If government hesitate an hour in ordering soldiers to us the inhabitants here will look upon themselves as sacrificed, and the banditti as countenanced.

Much has been said about ye convenience of the late augmentation of the army; a favourable opportunity now offers to prove the utility of that measure, and we dare say it won’t be neglected, for it is beyond a doubt that were these people reinforced with that supply of arms which this place affords they could ravage the country without opposition as far as the gates of Drogheda. In short, things in Ulster (lately esteemed the free and happy part of Ireland), wear a dismal aspect

I really do not know anything of the intentions of the legislature in this matter, but the people, to a man, are prepossessed with an opinion that the measures they are taking will acquit them of all demands. We may pray for happier times, nothing less than an invasion could make them much worse. You know I neither dare subscribe my name or be thought the author of such intelligence.”
“March 1st, 1772.”


“Any lads of spirit, protestants, of reputable character, straight, light limbed, from 5 1/2 feet to 5 feet 7 1/2 inches, and from 19 to 24 years of age, ambitious to serve his majesty have now an opportunity of enlisting, etc.”
“21st July, 1769.”

This is an extremely typical advertisement. When distress and want of employment were brought about, such inducements as the above are held out to the Irish youth. The exactly same situation has been repeated in our own time.

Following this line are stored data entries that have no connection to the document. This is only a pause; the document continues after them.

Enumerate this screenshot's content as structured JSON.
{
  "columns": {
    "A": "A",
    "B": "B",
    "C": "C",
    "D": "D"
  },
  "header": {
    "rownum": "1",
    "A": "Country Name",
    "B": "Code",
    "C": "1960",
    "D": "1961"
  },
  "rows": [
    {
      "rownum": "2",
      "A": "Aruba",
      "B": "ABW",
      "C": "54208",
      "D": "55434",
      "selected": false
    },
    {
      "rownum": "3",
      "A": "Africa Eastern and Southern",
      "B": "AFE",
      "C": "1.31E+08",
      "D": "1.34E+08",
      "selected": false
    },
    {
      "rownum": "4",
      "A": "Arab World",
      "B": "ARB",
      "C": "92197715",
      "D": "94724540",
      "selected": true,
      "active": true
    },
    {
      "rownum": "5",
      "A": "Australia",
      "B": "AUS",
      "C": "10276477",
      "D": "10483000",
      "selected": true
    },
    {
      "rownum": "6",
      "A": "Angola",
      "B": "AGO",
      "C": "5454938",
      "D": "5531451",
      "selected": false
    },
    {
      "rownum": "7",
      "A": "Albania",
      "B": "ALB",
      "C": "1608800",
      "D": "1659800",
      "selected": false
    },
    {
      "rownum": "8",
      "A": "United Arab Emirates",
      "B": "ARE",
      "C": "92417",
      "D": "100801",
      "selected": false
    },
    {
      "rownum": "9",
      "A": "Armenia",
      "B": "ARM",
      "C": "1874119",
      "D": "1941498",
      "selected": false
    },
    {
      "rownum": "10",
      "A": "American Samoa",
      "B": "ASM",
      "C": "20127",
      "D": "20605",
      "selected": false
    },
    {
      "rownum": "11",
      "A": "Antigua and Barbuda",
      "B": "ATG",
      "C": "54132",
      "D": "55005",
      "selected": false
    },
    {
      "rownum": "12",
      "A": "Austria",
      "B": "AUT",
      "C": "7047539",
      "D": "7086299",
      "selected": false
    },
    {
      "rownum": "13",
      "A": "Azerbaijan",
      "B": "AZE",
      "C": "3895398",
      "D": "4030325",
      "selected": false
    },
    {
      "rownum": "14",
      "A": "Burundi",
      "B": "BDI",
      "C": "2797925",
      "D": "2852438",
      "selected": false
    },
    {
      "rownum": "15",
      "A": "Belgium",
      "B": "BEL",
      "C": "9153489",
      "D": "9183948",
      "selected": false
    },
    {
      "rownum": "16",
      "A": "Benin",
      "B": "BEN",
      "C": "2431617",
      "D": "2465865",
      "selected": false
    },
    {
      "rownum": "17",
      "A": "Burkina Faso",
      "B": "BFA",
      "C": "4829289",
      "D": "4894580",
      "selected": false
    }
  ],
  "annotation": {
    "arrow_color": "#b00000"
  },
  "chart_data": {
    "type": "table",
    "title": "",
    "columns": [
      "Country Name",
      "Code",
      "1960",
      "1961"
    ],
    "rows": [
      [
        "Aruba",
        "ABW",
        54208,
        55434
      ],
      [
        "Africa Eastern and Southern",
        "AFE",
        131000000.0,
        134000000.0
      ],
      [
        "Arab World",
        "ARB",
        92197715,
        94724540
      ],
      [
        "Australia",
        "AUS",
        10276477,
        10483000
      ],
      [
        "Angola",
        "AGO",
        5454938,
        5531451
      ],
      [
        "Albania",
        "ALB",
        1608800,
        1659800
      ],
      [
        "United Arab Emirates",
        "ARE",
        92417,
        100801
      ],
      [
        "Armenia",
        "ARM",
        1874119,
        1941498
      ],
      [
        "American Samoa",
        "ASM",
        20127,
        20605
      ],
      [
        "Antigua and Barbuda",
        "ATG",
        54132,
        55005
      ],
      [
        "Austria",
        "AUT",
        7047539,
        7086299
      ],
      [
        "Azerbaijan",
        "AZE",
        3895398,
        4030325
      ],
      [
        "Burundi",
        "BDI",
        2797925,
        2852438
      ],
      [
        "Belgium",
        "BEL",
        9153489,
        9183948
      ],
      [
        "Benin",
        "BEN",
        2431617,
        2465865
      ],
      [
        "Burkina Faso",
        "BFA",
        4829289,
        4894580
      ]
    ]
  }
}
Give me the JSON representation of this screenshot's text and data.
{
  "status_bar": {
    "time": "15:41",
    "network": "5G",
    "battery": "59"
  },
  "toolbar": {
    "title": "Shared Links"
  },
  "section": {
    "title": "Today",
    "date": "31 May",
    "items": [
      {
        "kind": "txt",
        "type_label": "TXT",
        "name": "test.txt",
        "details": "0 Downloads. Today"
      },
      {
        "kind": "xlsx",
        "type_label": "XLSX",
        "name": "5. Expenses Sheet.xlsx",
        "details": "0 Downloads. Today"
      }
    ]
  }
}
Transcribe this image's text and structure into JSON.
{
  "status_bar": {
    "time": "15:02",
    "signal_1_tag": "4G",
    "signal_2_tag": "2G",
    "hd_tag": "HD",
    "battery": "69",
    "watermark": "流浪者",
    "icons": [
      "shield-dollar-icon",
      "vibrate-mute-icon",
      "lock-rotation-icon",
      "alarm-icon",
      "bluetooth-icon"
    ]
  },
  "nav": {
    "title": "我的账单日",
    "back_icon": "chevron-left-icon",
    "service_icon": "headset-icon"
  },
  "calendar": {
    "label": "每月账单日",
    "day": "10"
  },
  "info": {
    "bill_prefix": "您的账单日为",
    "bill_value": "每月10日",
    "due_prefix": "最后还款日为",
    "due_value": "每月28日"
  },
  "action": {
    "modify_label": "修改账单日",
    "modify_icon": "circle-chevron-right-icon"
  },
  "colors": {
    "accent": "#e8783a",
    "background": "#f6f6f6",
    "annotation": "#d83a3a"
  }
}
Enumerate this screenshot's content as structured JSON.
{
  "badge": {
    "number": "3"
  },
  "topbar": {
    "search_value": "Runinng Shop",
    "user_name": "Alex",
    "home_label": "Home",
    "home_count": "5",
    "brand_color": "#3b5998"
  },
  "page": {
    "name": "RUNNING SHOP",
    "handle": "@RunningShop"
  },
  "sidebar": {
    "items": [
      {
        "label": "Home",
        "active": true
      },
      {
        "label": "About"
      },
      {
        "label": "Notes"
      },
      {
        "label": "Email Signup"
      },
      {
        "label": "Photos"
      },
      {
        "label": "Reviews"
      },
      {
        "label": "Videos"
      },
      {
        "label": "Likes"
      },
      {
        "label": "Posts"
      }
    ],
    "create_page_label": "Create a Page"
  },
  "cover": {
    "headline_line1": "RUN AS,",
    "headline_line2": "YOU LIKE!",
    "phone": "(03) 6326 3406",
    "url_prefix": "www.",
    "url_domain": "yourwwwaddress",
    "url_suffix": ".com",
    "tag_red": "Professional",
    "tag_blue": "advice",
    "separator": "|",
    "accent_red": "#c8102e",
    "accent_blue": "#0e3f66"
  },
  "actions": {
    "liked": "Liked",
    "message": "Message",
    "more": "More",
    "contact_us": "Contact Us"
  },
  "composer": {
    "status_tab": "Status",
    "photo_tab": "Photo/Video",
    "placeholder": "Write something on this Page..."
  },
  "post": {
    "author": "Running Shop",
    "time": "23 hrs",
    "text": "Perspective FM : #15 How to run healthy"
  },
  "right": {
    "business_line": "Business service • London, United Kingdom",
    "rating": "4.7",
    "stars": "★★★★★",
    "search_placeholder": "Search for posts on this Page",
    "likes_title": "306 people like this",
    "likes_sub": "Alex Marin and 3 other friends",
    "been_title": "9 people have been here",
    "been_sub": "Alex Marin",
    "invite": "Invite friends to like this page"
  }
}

There are several instances of the recantation of “the errors of popery.” Some may have been sincere, which is doubtful. Most of them were, undoubtedly, to obtain advantage of the special terms given to protestants, and to avoid the restrictions on catholics holding lands. Some only shammed “recantation.” The following is a fair example of such cases:


“Yesterday, in the parish church of Hillsborough, Henry Fearis, public renounced the errors of popery, and embraced the orthodox principles of the established church of Ireland; to the general satisfaction of every lover of truth, he being well known to be a man possessed of a good natural genius, and consequently the more capable of distinguishing the difference between truth and falsehood; and formerly much respected by the popish party, by whom oi late he has been slanderously distracted almost to persecution. All which he seems to bear with that resolution and calmness which generally attends a just conscience. And although he has a wife and children, and only living on sufference in the house with his wife and father (to his credit be it known) when the earl of Hillsborough proposed giving him a farm, he prudently answered, ‘that notwithstanding his dejected circumstance, he would rather labour under a few difficulties for a while, than let any person have the least reason to suspect that it was with a view of interest he had reformed, and not from choice of principles.’ This, sirs, I would recommend to you to insert in your paper, from which the world may see (wretched as man is at present) that there is still a difference to be found, both with regard to religious principles, and those that profess them.

I am, sirs,
Your most humble servant,
T. B.”
“Belfast, 26th December, 1766.”

It does not appear very innocent although “prudent” for Fearis to rebut charge before it was made. He accepted the Hillsborough farm in time. His case is similar to lord Gosford’s. He sold his country at the time of the union and postponed accepting the “honour” he had bargained for as his bribe, “as he wished to avoid the imputation that he had made any difference on this account.” He put in his claim four years later and was made one of “our old nobility.”